Plaintiffs alleged that the former plant owners were out of compliance with the CAA’s prevention of significant deterioration (PSD) program because they failed to obtain a pre-construction permit before starting a multimillion dollar project to update the facility in 1991. According to plaintiffs, the modifications resulted in an increase in sulfur dioxide (SO 2) emissions. Finding that the violation was a one-time instance and not an ongoing offense as argued by the plaintiffs, the court ruled that the statute of limitations had run for the 1991 alleged violation in 1996. A Title V permit application was, in fact, submitted, and a valid permit was issued in 2004. Thus, the court found that civil penalties were not recoverable. The court also refused to hold the current facility owners liable for alleged deficiencies and omissions in the underlying application submitted by the former owners. The court therefore refused to grant plaintiff’s request for injunctive relief against the current owners of the plant.

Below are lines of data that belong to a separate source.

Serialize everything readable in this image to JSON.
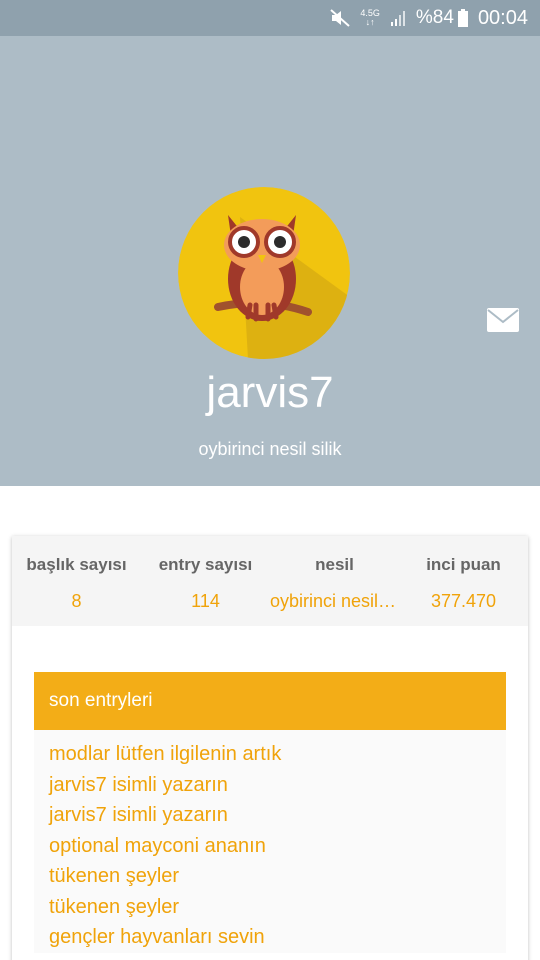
{
  "status_bar": {
    "network": "4.5G",
    "battery": "%84",
    "time": "00:04",
    "icons": [
      "mute-icon",
      "network-arrows-icon",
      "signal-icon",
      "battery-icon"
    ]
  },
  "profile": {
    "username": "jarvis7",
    "tagline": "oybirinci nesil silik",
    "avatar_icon": "owl-avatar",
    "header_color": "#adbcc6"
  },
  "stats": [
    {
      "label": "başlık sayısı",
      "value": "8"
    },
    {
      "label": "entry sayısı",
      "value": "114"
    },
    {
      "label": "nesil",
      "value": "oybirinci nesil silik"
    },
    {
      "label": "inci puan",
      "value": "377.470"
    }
  ],
  "entries_section": {
    "title": "son entryleri",
    "accent_color": "#f3ad17",
    "items": [
      "modlar lütfen ilgilenin artık",
      "jarvis7 isimli yazarın",
      "jarvis7 isimli yazarın",
      "optional mayconi ananın",
      "tükenen şeyler",
      "tükenen şeyler",
      "gençler hayvanları sevin"
    ]
  }
}
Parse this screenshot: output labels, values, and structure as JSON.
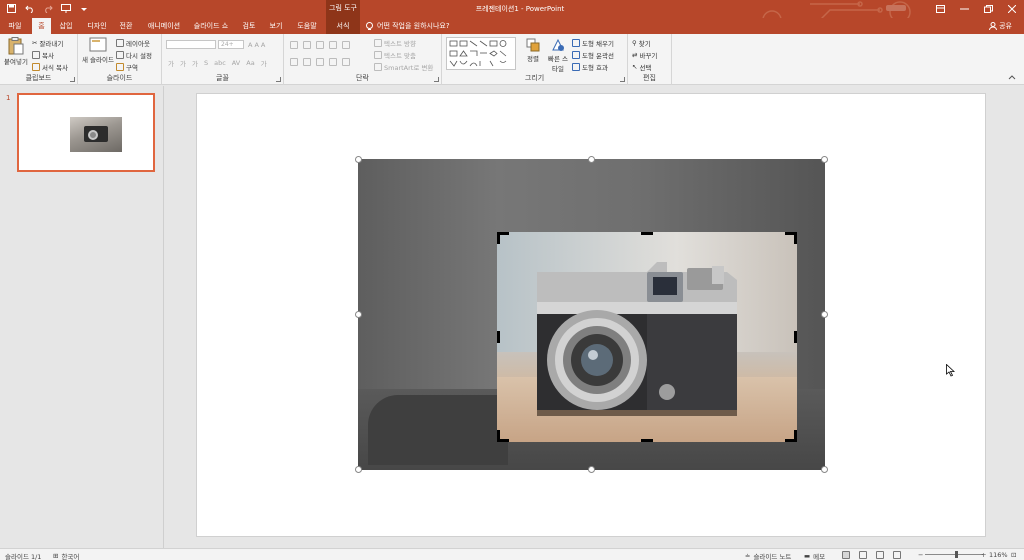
{
  "titlebar": {
    "context_tool": "그림 도구",
    "doc_title": "프레젠테이션1 - PowerPoint",
    "qat_icons": [
      "save-icon",
      "undo-icon",
      "redo-icon",
      "slideshow-icon",
      "customize-icon"
    ],
    "window_controls": [
      "ribbon-display-icon",
      "minimize-icon",
      "restore-icon",
      "close-icon"
    ],
    "colors": {
      "accent": "#b7472a",
      "context": "#8e3519"
    }
  },
  "tabs": [
    {
      "label": "파일"
    },
    {
      "label": "홈"
    },
    {
      "label": "삽입"
    },
    {
      "label": "디자인"
    },
    {
      "label": "전환"
    },
    {
      "label": "애니메이션"
    },
    {
      "label": "슬라이드 쇼"
    },
    {
      "label": "검토"
    },
    {
      "label": "보기"
    },
    {
      "label": "도움말"
    },
    {
      "label": "서식"
    }
  ],
  "tell_me": "어떤 작업을 원하시나요?",
  "share": "공유",
  "ribbon": {
    "clipboard": {
      "paste": "붙여넣기",
      "cut": "잘라내기",
      "copy": "복사",
      "format_painter": "서식 복사",
      "label": "클립보드"
    },
    "slides": {
      "new_slide": "새 슬라이드",
      "layout": "레이아웃",
      "reset": "다시 설정",
      "section": "구역",
      "label": "슬라이드"
    },
    "font": {
      "font_size": "24+",
      "label": "글꼴"
    },
    "paragraph": {
      "text_direction": "텍스트 방향",
      "align_text": "텍스트 맞춤",
      "smartart": "SmartArt로 변환",
      "label": "단락"
    },
    "drawing": {
      "arrange": "정렬",
      "quick_styles": "빠른 스타일",
      "shape_fill": "도형 채우기",
      "shape_outline": "도형 윤곽선",
      "shape_effects": "도형 효과",
      "label": "그리기"
    },
    "editing": {
      "find": "찾기",
      "replace": "바꾸기",
      "select": "선택",
      "label": "편집"
    }
  },
  "thumbnails": [
    {
      "number": "1"
    }
  ],
  "statusbar": {
    "slide_info": "슬라이드 1/1",
    "language": "한국어",
    "notes": "슬라이드 노트",
    "comments": "메모",
    "zoom": "116%",
    "zoom_level": 0.55
  }
}
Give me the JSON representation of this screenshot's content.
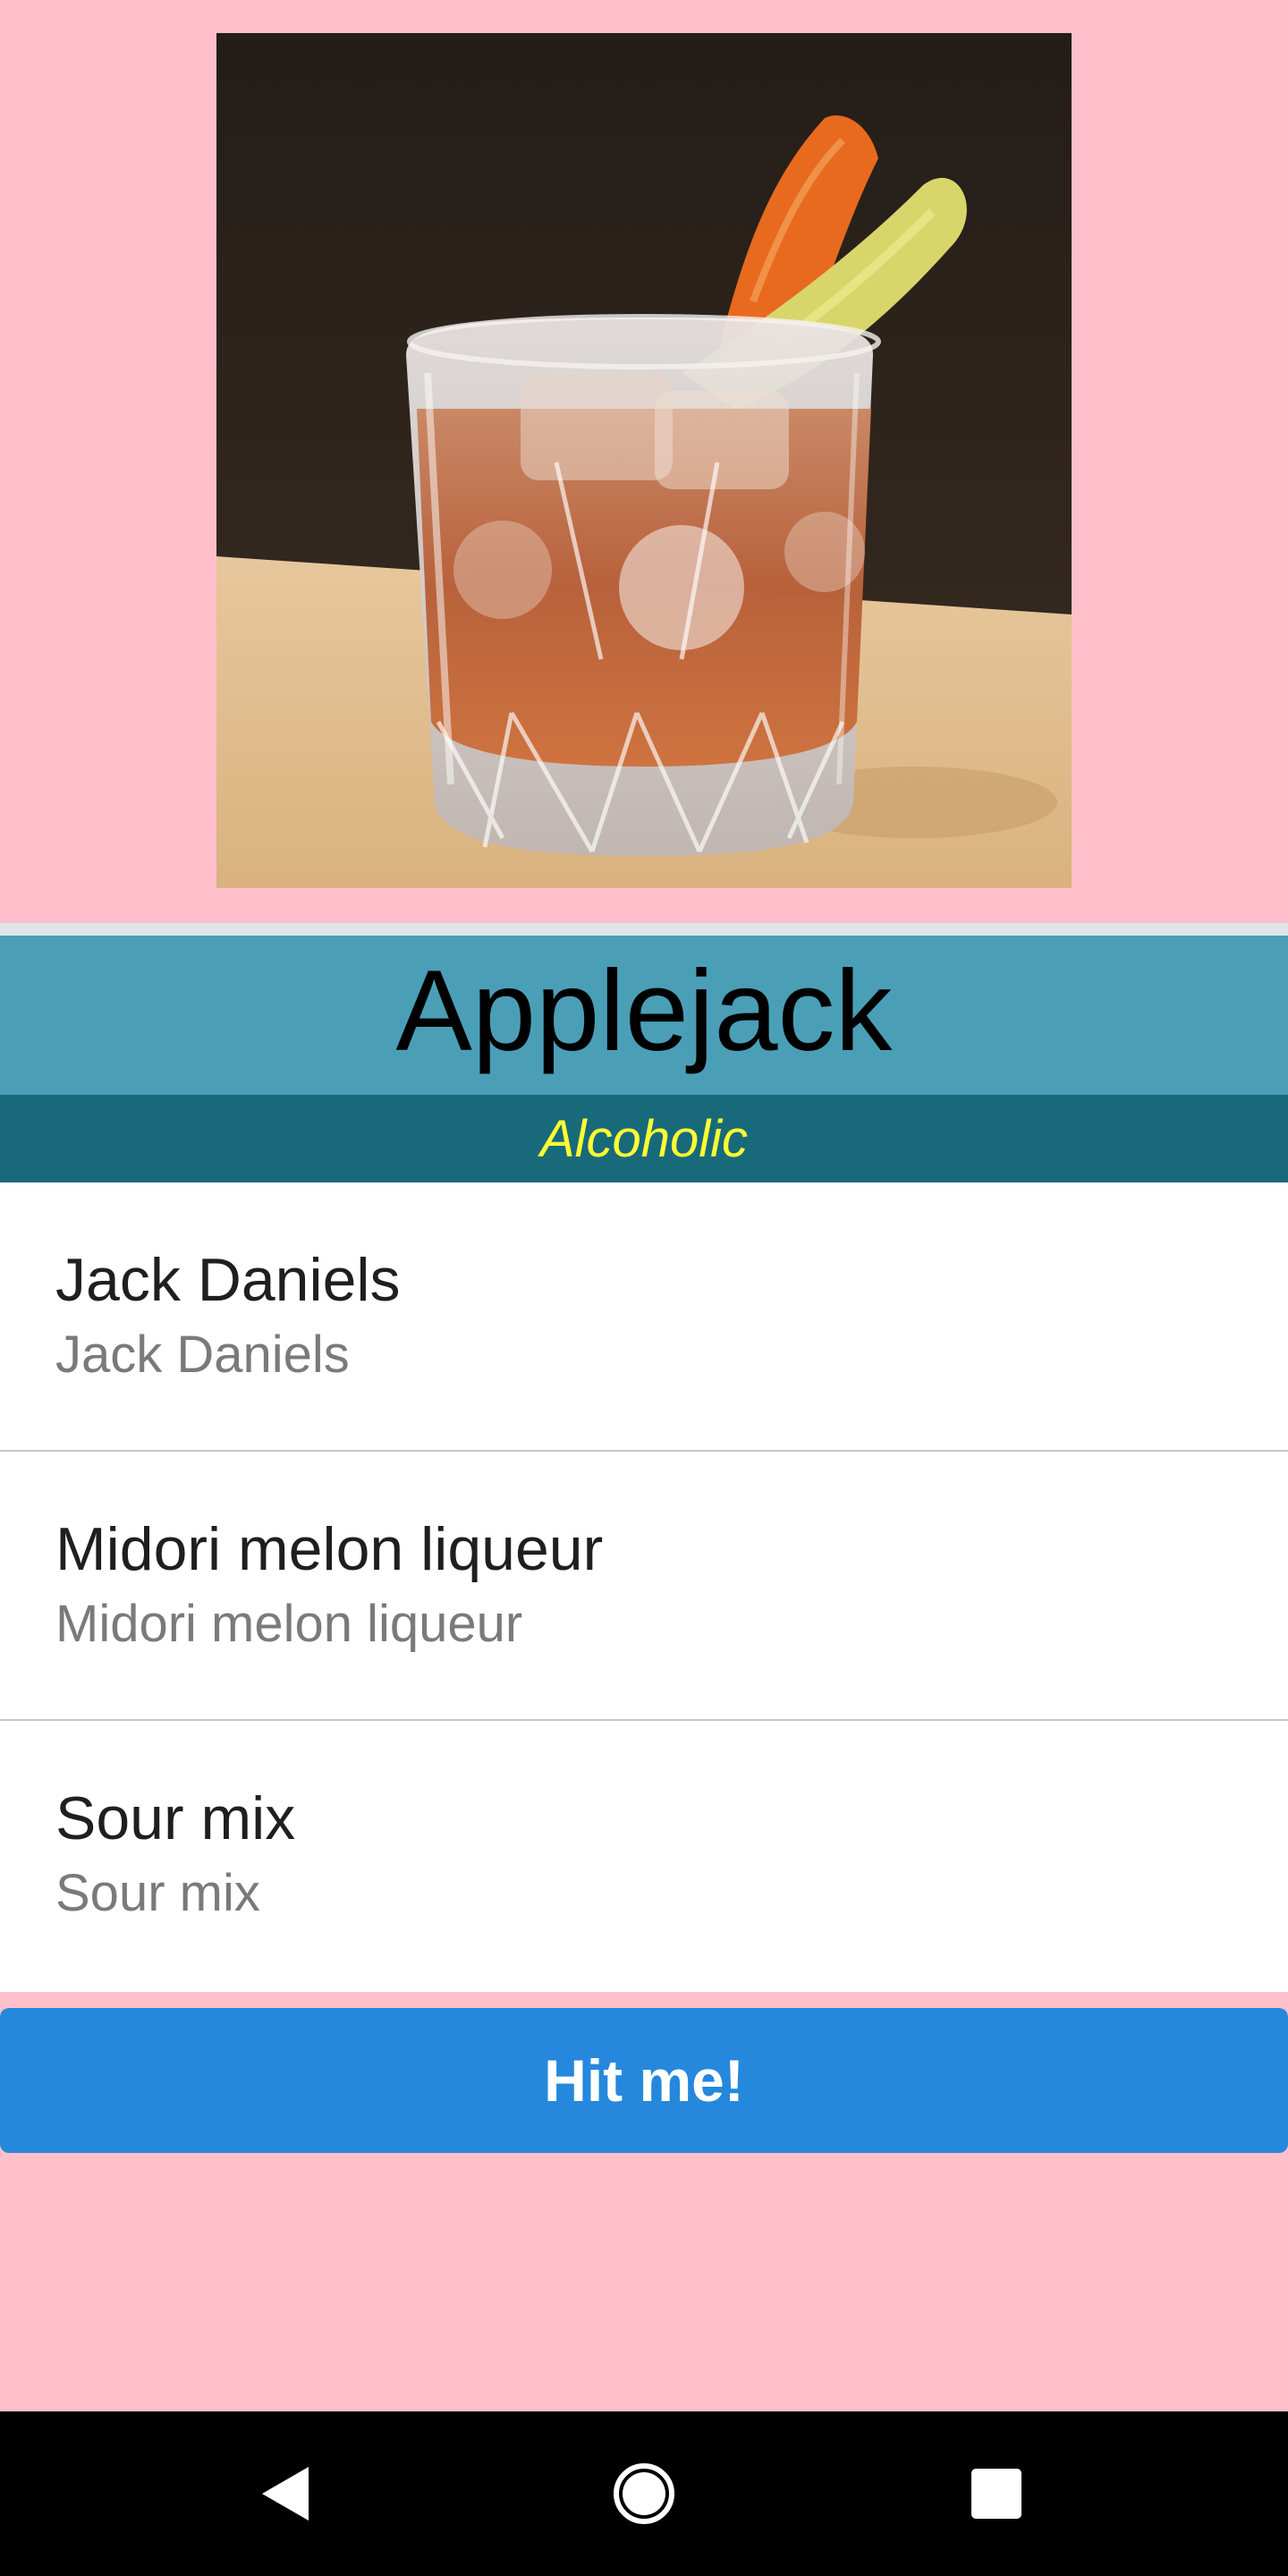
{
  "drink": {
    "name": "Applejack",
    "category": "Alcoholic",
    "image": "cocktail in cut-crystal rocks glass with orange and lemon peel garnish"
  },
  "ingredients": [
    {
      "name": "Jack Daniels",
      "measure": "Jack Daniels"
    },
    {
      "name": "Midori melon liqueur",
      "measure": "Midori melon liqueur"
    },
    {
      "name": "Sour mix",
      "measure": "Sour mix"
    }
  ],
  "action": {
    "label": "Hit me!"
  },
  "nav": {
    "back_icon": "back-triangle-icon",
    "home_icon": "home-circle-icon",
    "recents_icon": "recents-square-icon"
  },
  "colors": {
    "background": "#ffc0cb",
    "title_bar": "#4a9fb7",
    "category_bar": "#186a7b",
    "category_text": "#ffff33",
    "button": "#2588dc"
  }
}
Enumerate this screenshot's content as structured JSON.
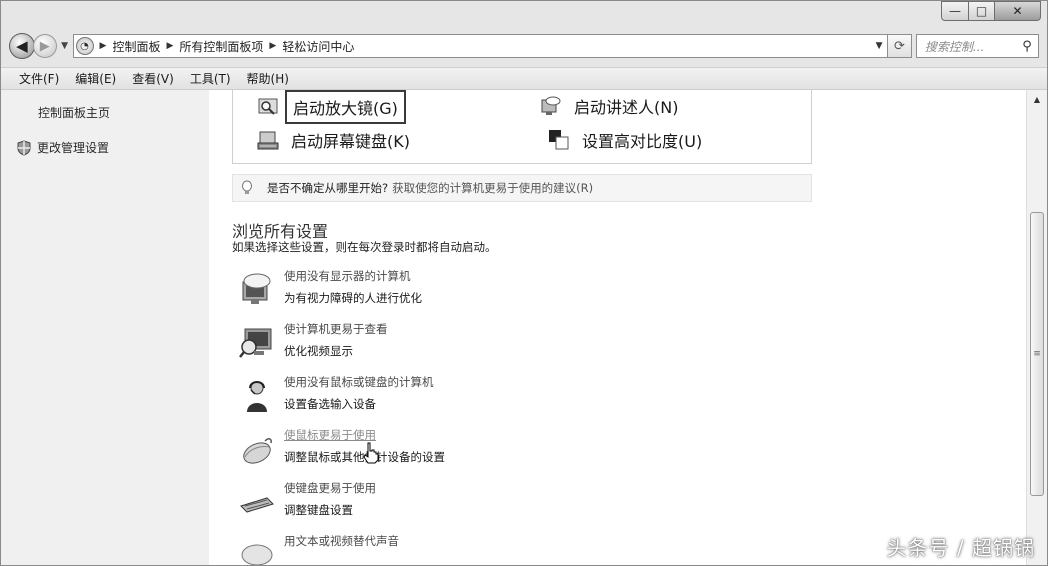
{
  "window": {
    "caption_min": "—",
    "caption_max": "□",
    "caption_close": "✕"
  },
  "address": {
    "breadcrumbs": [
      "控制面板",
      "所有控制面板项",
      "轻松访问中心"
    ],
    "search_placeholder": "搜索控制...",
    "back_icon": "back-arrow-icon",
    "forward_icon": "forward-arrow-icon"
  },
  "menubar": {
    "items": [
      "文件(F)",
      "编辑(E)",
      "查看(V)",
      "工具(T)",
      "帮助(H)"
    ]
  },
  "sidebar": {
    "items": [
      {
        "label": "控制面板主页",
        "icon": ""
      },
      {
        "label": "更改管理设置",
        "icon": "shield-icon"
      }
    ]
  },
  "quick_access": {
    "items": [
      {
        "label": "启动放大镜(G)",
        "icon": "magnifier-icon",
        "focused": true
      },
      {
        "label": "启动讲述人(N)",
        "icon": "narrator-icon"
      },
      {
        "label": "启动屏幕键盘(K)",
        "icon": "on-screen-keyboard-icon"
      },
      {
        "label": "设置高对比度(U)",
        "icon": "high-contrast-icon"
      }
    ]
  },
  "tip": {
    "prefix": "是否不确定从哪里开始?",
    "link": "获取使您的计算机更易于使用的建议(R)"
  },
  "browse": {
    "title": "浏览所有设置",
    "subtitle": "如果选择这些设置，则在每次登录时都将自动启动。",
    "settings": [
      {
        "title": "使用没有显示器的计算机",
        "desc": "为有视力障碍的人进行优化",
        "icon": "speech-monitor-icon"
      },
      {
        "title": "使计算机更易于查看",
        "desc": "优化视频显示",
        "icon": "monitor-magnifier-icon"
      },
      {
        "title": "使用没有鼠标或键盘的计算机",
        "desc": "设置备选输入设备",
        "icon": "headset-user-icon"
      },
      {
        "title": "使鼠标更易于使用",
        "desc": "调整鼠标或其他指针设备的设置",
        "icon": "mouse-icon"
      },
      {
        "title": "使键盘更易于使用",
        "desc": "调整键盘设置",
        "icon": "keyboard-icon"
      },
      {
        "title": "用文本或视频替代声音",
        "desc": "",
        "icon": "speech-bubble-icon"
      }
    ]
  },
  "watermark": "头条号 / 超锅锅"
}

Granting the defendants’ motions to dismiss without giving plaintiffs leave to amend, the court noted, “The Court appreciates Plaintiffs’ frustrations that the expectations of the PSD program have not been achieved as to the Homer City plant and that society at large continues to bear the brunt of significant SO 2 emissions from the grandfathered facility. Nevertheless, the Court must adhere to the plain text of the Clean Air Act.”